By 1875, Wallingford’s population had reached approximately 3,700, and the church had a membership of around 400. By 1900, the town’s population had risen to over 9,000. In 1918, when the worst influenza epidemic in modern history swept the world, the church’s parlors were converted into a temporary hospital. When Connecticut held its Tercentenary Celebration in 1935, the church placed a large boulder on its lawn with a bronze plate listing the thirty-eight men who had signed the Plantation Covenant in 1669.

In 1910, when the Boy Scouts of America was formally founded, First Congregational was among the very first churches in the country to sponsor a troop. That troop has remained at the church for over a hundred years. The congregation also ran rummage sales twice a year to send clothing overseas, organized summer camp programs and mission trips for children, and has hosted community dinners and fundraising events throughout its history.

Downtown Wallingford in the early 1900s

Two Fires and a Rebuilt Interior (1952–1963)

The twentieth century brought two serious crises to the building.
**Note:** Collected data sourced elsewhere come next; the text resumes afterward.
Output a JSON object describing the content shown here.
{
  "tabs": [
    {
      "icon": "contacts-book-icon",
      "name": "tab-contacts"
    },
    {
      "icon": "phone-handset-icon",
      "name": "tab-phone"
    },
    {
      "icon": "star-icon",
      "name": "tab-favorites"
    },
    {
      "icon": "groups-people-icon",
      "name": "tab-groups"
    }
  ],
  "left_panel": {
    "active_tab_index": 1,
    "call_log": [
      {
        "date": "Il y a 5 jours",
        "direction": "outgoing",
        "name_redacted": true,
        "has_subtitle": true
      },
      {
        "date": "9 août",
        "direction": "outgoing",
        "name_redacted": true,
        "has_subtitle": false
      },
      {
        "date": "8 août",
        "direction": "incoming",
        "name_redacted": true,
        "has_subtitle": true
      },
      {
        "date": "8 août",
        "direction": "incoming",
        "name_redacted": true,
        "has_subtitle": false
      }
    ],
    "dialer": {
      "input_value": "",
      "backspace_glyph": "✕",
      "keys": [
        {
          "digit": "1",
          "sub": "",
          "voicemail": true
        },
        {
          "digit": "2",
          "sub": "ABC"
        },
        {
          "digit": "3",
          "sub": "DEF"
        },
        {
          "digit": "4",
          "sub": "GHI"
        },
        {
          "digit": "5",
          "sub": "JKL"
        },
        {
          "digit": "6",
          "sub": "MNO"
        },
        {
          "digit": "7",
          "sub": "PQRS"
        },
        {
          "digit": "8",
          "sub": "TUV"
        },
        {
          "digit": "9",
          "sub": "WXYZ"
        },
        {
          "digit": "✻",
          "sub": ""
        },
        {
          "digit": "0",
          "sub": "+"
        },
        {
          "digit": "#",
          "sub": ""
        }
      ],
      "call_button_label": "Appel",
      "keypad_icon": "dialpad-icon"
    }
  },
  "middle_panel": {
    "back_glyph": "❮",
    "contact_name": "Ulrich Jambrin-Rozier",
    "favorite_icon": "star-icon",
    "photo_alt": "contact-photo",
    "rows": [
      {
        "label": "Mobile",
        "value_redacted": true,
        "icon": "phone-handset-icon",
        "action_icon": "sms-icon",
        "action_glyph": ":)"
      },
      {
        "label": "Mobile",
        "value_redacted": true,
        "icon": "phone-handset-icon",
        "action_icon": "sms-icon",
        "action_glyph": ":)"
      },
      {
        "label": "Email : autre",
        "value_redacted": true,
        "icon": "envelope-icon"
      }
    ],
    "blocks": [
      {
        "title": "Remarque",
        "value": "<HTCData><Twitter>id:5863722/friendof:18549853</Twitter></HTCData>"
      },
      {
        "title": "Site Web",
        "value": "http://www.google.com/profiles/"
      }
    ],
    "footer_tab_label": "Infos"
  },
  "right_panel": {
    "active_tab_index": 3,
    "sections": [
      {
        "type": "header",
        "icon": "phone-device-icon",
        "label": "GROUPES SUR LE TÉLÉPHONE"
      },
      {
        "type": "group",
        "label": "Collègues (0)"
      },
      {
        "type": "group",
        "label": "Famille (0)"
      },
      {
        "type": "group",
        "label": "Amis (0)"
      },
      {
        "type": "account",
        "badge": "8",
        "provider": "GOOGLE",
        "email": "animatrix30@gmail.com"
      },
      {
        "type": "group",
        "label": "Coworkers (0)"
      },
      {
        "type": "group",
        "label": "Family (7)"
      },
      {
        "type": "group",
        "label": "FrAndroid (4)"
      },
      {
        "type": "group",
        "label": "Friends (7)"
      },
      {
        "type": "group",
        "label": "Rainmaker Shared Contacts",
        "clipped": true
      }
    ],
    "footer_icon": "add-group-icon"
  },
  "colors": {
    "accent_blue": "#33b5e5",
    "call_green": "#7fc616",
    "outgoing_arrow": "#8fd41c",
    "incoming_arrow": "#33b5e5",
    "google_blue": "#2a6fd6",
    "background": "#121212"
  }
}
On January 25, 1952, a fire raged through the church, causing $220,000 in damage. The congregation relocated worship services to the Choate School chapel while rebuilding took place. An addition connecting the church to the parish house next door was completed in 1954. Then, in 1963, fire struck again. This time, worship services moved to Lyman Hall High School — the building now known as Wallingford Town Hall — while the interior was rebuilt a second time.

Longtime member Bob Westervelt was a teenager during the second fire and rushed in to help recover what he could. He still remembers the heat: the candles on the candlesticks he carried from the altar had bent over from the warmth.

First Congregational Church of Wallingford today

350 Years On

The church that began as a handful of colonists gathering in one another’s homes now marks 350 years of continuous presence in Wallingford. The town’s population, which stood at 100 in 1670, reached 36,000 by 1969 and has continued to grow. The congregation has changed with it — moving far from its strict Calvinist origins, today openly welcoming people of all backgrounds, beliefs, and identities.

Like most American churches, First Congregational has faced declining attendance in the years since the COVID pandemic. But its members remain clear-eyed about what the church offers that few other institutions can: genuine community, rooted in something older than any of its current members. “One of the things people talk about now is being spiritual but not religious,” said Sue Phipps, a lifelong member and direct descendant of founder Nathaniel Merriman. “Being religious just means you’re being spiritual in community. We’ve taken that community part out of it today — and that’s something the church can offer the world that just isn’t being offered in other settings anymore.”

What has not changed is the building’s location — still at the corner of South Main and Center, still at the center of Wallingford — and the conviction, held since 1675, that faith is not a private matter but a public one, practiced in the company of neighbors.